Investigators from The Environmental Determinants of Diabetes in the Young (TEDDY) study presented the latest results from the ongoing study during the Scientific Sessions.
The presentation can be viewed by registered meeting attendees at ADA2020.org through September 10, 2020. If you haven’t registered for the Virtual 80th Scientific Sessions, register today to access all of the valuable meeting content.
TEDDY Co-Chair Marian Rewers, MD, PhD, began by reviewing the background of the study and summarizing its key findings to date.
“One of the initial interesting observations from TEDDY is that islet autoimmunity develops quite early,” said Dr. Rewers, Professor of Pediatrics at the Barbara Davis Center at the University of Colorado School of Medicine. “In many kids, it can be detected in the first three years of life.”

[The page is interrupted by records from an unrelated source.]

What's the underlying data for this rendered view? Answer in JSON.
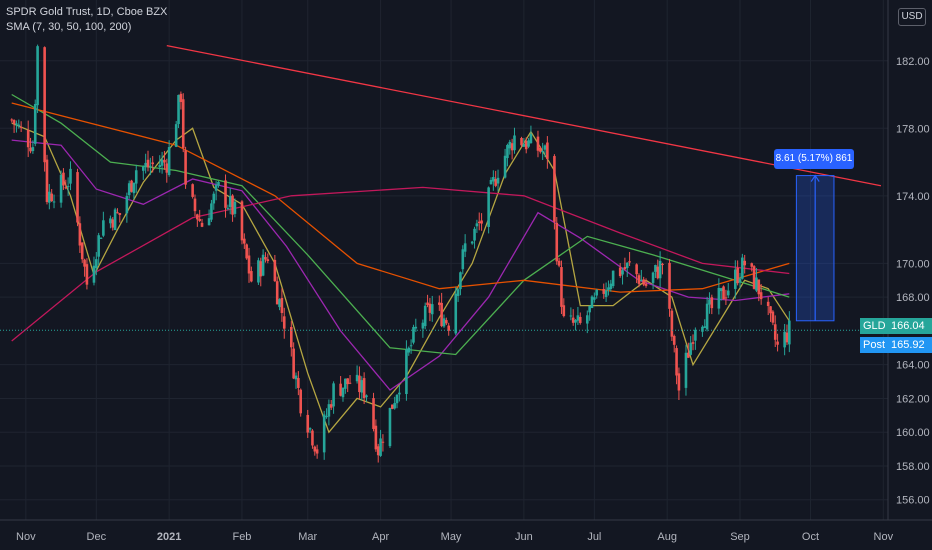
{
  "legend": {
    "symbol_line": "SPDR Gold Trust, 1D, Cboe BZX",
    "indicator_line": "SMA (7, 30, 50, 100, 200)"
  },
  "currency_button": "USD",
  "tags": {
    "symbol": "GLD",
    "price": "166.04",
    "post_label": "Post",
    "post_price": "165.92"
  },
  "measure_label": "8.61 (5.17%) 861",
  "chart_data": {
    "type": "line",
    "title": "SPDR Gold Trust, 1D, Cboe BZX",
    "ylim": [
      154.8,
      185.6
    ],
    "y_ticks": [
      182,
      178,
      174,
      170,
      168,
      164,
      162,
      160,
      158,
      156
    ],
    "y_tick_labels": [
      "182.00",
      "178.00",
      "174.00",
      "170.00",
      "168.00",
      "164.00",
      "162.00",
      "160.00",
      "158.00",
      "156.00"
    ],
    "x_ticks": [
      "Nov",
      "Dec",
      "2021",
      "Feb",
      "Mar",
      "Apr",
      "May",
      "Jun",
      "Jul",
      "Aug",
      "Sep",
      "Oct",
      "Nov"
    ],
    "current_price": 166.04,
    "post_price": 165.92,
    "colors": {
      "up": "#26a69a",
      "down": "#ef5350",
      "sma7": "#b5a642",
      "sma30": "#9c27b0",
      "sma50": "#4caf50",
      "sma100": "#e65100",
      "sma200": "#c2185b",
      "trendline": "#f23645",
      "measure": "#2962ff"
    },
    "trendline": {
      "start": [
        "2020-12-31",
        182.9
      ],
      "end": [
        "2021-10-31",
        174.6
      ]
    },
    "measure": {
      "from": 166.6,
      "to": 175.2,
      "change": 8.61,
      "percent": 5.17
    },
    "price_path": [
      [
        "2020-10-26",
        178.5
      ],
      [
        "2020-11-04",
        177.0
      ],
      [
        "2020-11-06",
        182.8
      ],
      [
        "2020-11-10",
        174.0
      ],
      [
        "2020-11-20",
        175.0
      ],
      [
        "2020-11-27",
        168.8
      ],
      [
        "2020-12-04",
        172.5
      ],
      [
        "2020-12-11",
        172.9
      ],
      [
        "2020-12-18",
        175.6
      ],
      [
        "2020-12-31",
        176.0
      ],
      [
        "2021-01-06",
        180.0
      ],
      [
        "2021-01-08",
        174.2
      ],
      [
        "2021-01-15",
        172.3
      ],
      [
        "2021-01-22",
        174.4
      ],
      [
        "2021-01-29",
        173.0
      ],
      [
        "2021-02-05",
        169.0
      ],
      [
        "2021-02-12",
        170.5
      ],
      [
        "2021-02-19",
        166.6
      ],
      [
        "2021-02-26",
        161.8
      ],
      [
        "2021-03-05",
        159.0
      ],
      [
        "2021-03-12",
        162.5
      ],
      [
        "2021-03-19",
        163.0
      ],
      [
        "2021-03-26",
        162.4
      ],
      [
        "2021-03-31",
        159.0
      ],
      [
        "2021-04-09",
        163.0
      ],
      [
        "2021-04-16",
        166.0
      ],
      [
        "2021-04-23",
        167.5
      ],
      [
        "2021-04-30",
        166.5
      ],
      [
        "2021-05-07",
        171.0
      ],
      [
        "2021-05-14",
        172.5
      ],
      [
        "2021-05-21",
        175.6
      ],
      [
        "2021-05-28",
        177.5
      ],
      [
        "2021-06-04",
        177.0
      ],
      [
        "2021-06-11",
        176.5
      ],
      [
        "2021-06-18",
        166.5
      ],
      [
        "2021-06-25",
        166.3
      ],
      [
        "2021-07-02",
        167.8
      ],
      [
        "2021-07-09",
        169.4
      ],
      [
        "2021-07-16",
        169.8
      ],
      [
        "2021-07-23",
        168.7
      ],
      [
        "2021-07-30",
        170.0
      ],
      [
        "2021-08-06",
        162.5
      ],
      [
        "2021-08-13",
        166.5
      ],
      [
        "2021-08-20",
        167.3
      ],
      [
        "2021-08-27",
        168.6
      ],
      [
        "2021-09-03",
        170.0
      ],
      [
        "2021-09-10",
        168.2
      ],
      [
        "2021-09-17",
        165.0
      ],
      [
        "2021-09-22",
        166.04
      ]
    ],
    "series": [
      {
        "name": "SMA 7",
        "points": [
          [
            "2020-10-26",
            178.3
          ],
          [
            "2020-11-09",
            177.5
          ],
          [
            "2020-11-20",
            174.0
          ],
          [
            "2020-11-30",
            169.3
          ],
          [
            "2020-12-10",
            172.0
          ],
          [
            "2020-12-21",
            174.8
          ],
          [
            "2021-01-04",
            177.3
          ],
          [
            "2021-01-11",
            178.0
          ],
          [
            "2021-01-20",
            174.5
          ],
          [
            "2021-02-01",
            173.5
          ],
          [
            "2021-02-15",
            170.0
          ],
          [
            "2021-03-01",
            163.5
          ],
          [
            "2021-03-10",
            160.0
          ],
          [
            "2021-03-22",
            162.0
          ],
          [
            "2021-04-01",
            161.5
          ],
          [
            "2021-04-12",
            163.3
          ],
          [
            "2021-04-26",
            166.8
          ],
          [
            "2021-05-10",
            170.0
          ],
          [
            "2021-05-24",
            175.3
          ],
          [
            "2021-06-04",
            177.8
          ],
          [
            "2021-06-14",
            175.5
          ],
          [
            "2021-06-25",
            167.5
          ],
          [
            "2021-07-09",
            167.5
          ],
          [
            "2021-07-23",
            169.0
          ],
          [
            "2021-08-03",
            168.0
          ],
          [
            "2021-08-12",
            164.0
          ],
          [
            "2021-08-23",
            166.5
          ],
          [
            "2021-09-03",
            169.0
          ],
          [
            "2021-09-13",
            168.5
          ],
          [
            "2021-09-22",
            166.6
          ]
        ]
      },
      {
        "name": "SMA 30",
        "points": [
          [
            "2020-10-26",
            177.3
          ],
          [
            "2020-11-16",
            177.0
          ],
          [
            "2020-12-01",
            174.4
          ],
          [
            "2020-12-21",
            173.5
          ],
          [
            "2021-01-11",
            175.0
          ],
          [
            "2021-02-01",
            174.3
          ],
          [
            "2021-02-20",
            171.0
          ],
          [
            "2021-03-15",
            166.0
          ],
          [
            "2021-04-05",
            162.5
          ],
          [
            "2021-04-26",
            164.5
          ],
          [
            "2021-05-17",
            168.0
          ],
          [
            "2021-06-07",
            173.0
          ],
          [
            "2021-06-25",
            171.5
          ],
          [
            "2021-07-20",
            169.0
          ],
          [
            "2021-08-10",
            168.0
          ],
          [
            "2021-08-30",
            167.8
          ],
          [
            "2021-09-22",
            168.2
          ]
        ]
      },
      {
        "name": "SMA 50",
        "points": [
          [
            "2020-10-26",
            180.0
          ],
          [
            "2020-11-16",
            178.3
          ],
          [
            "2020-12-07",
            176.0
          ],
          [
            "2021-01-04",
            175.5
          ],
          [
            "2021-02-01",
            174.6
          ],
          [
            "2021-03-01",
            170.5
          ],
          [
            "2021-04-05",
            165.0
          ],
          [
            "2021-05-03",
            164.6
          ],
          [
            "2021-06-01",
            169.0
          ],
          [
            "2021-06-28",
            171.6
          ],
          [
            "2021-07-26",
            170.5
          ],
          [
            "2021-08-23",
            169.3
          ],
          [
            "2021-09-22",
            168.0
          ]
        ]
      },
      {
        "name": "SMA 100",
        "points": [
          [
            "2020-10-26",
            179.5
          ],
          [
            "2021-01-04",
            177.0
          ],
          [
            "2021-02-15",
            174.0
          ],
          [
            "2021-03-22",
            170.0
          ],
          [
            "2021-04-26",
            168.5
          ],
          [
            "2021-06-01",
            169.0
          ],
          [
            "2021-07-12",
            168.3
          ],
          [
            "2021-08-16",
            168.5
          ],
          [
            "2021-09-22",
            170.0
          ]
        ]
      },
      {
        "name": "SMA 200",
        "points": [
          [
            "2020-10-26",
            165.4
          ],
          [
            "2020-12-01",
            169.5
          ],
          [
            "2021-01-11",
            172.7
          ],
          [
            "2021-02-22",
            174.0
          ],
          [
            "2021-04-19",
            174.5
          ],
          [
            "2021-06-01",
            174.0
          ],
          [
            "2021-07-12",
            171.8
          ],
          [
            "2021-08-16",
            170.0
          ],
          [
            "2021-09-22",
            169.4
          ]
        ]
      }
    ]
  }
}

Dr. Rewers said data on insulin autoantibodies (IAA) and glutamic acid decarboxylase autoantibodies (GADA) suggest that there may be two distinct type 1 diabetes endotypes that differ by genetic background and environmental risk factors—an earlier onset “IAA-first” phenotype followed by a later onset “GADA-first” phenotype.
Dr. Rewers reviewed research into genetic and clinical markers that indicates that screening for islet autoimmunity in high-risk youth should start in the first two years of life. He also reviewed data on potential environmental triggers of islet autoimmunity, including viral infections and the gut microbiome.
“TEDDY found respiratory infections within any nine-month period predicted islet autoimmunity in the following three months,” Dr. Rewers said. “Specifically, we found evidence of an association between enterovirus and predictable appearance of islet autoimmunity.”
Subtle associations between microbial taxonomy and development of islet autoimmunity have also been observed in the TEDDY cohort. Dr. Rewers said data show probiotic use in the first few weeks of life may be protective against islet autoimmunity, while antibiotic use in early life was not shown to increase risk of autoimmunity for type 1 diabetes or celiac disease.
Finally, Dr. Rewers reviewed findings about micronutrients and islet autoimmunity.
“We found that high levels of vitamin D and the vitamin D receptor genotype were associated with lower risk of islet autoimmunity. Higher vitamin C levels were also associated with lower risk,” he said. “Free fatty acids in the erythrocyte wall were associated with a protective effect as well. However, I think it’s a little bit too early to recommend infants or young children take more vitamin D or C, or fatty acid supplements. We need randomized controlled trials to show there is efficacy before it becomes a widespread recommendation.”
Following Dr. Rewers’ presentation, three other TEDDY investigators offered further insight from the study.
Biostatistician Qian Li, PhD, Assistant Professor in the Health Informatics Institute at the University of South Florida, provided an in-depth review of metabolome signals in TEDDY.
She said the study aims to identify metabolic biomarkers for islet autoimmunity and determine if there are distinct metabolic biomarkers for GADA-first and IAA-first endotypes. To achieve this, longitudinal lipidome profiles of GADA-first and IAA-first participants were classified into clusters. Associations were found indicating that circulating ascorbic acid and vitamin D may have a protective effect in type 1 diabetes, but Dr. Li said further analysis is needed to confirm this finding.
Kendra Vehik, PhD, MPH, an epidemiologist and Assistant Professor in the Health Informatics Institute at the University of South Florida, reviewed data from TEDDY and other studies looking at the efficacy of A1C as a diagnostic prognosticator of type 1 diabetes onset in patients younger than 21 years of age.
“The take home message from this analysis is that an A1C threshold of greater than 6.5% alone is not a good indicator or diagnostic in a pediatric population,” she said. “However, using a relative measure over two or more serial measures was found to be a good predicator of type 1 diabetes in a pediatric population.”
TEDDY data show that children with a 10% to 20% relative change, or .5% absolute change in A1C from baseline had an increased risk of progression to type 1 diabetes.
“Percent change in A1C is a useful, noninvasive measure to predict likelihood of further progression to type 1,” Dr. Vehik said. “A relative change of 10% or greater from baseline significantly increased the risk of progression to type 1 diabetes in TEDDY children, independent of other known risk factors.”
William Hagopian, MD, PhD, Clinical Associate Professor at Pacific Northwest Research Institute at the University of Washington, shared data from TEDDY that indicate how type 1 diabetes and celiac disease overlap.
“In TEDDY, we have a signal for enterovirus in celiac and a signal for enterovirus in type 1 diabetes,” he said. “The observed overlap between islet autoimmunity and celiac autoimmunity in TEDDY was greater than expected. Islet autoimmunity usually preceded celiac autoimmunity. In addition, islet autoimmunity increased the risk of subsequent celiac autoimmunity.”
Further studies analyzing the stool virome of celiac patients in the TEDDY cohort are underway to explore the effect of gluten intake on autoimmunity.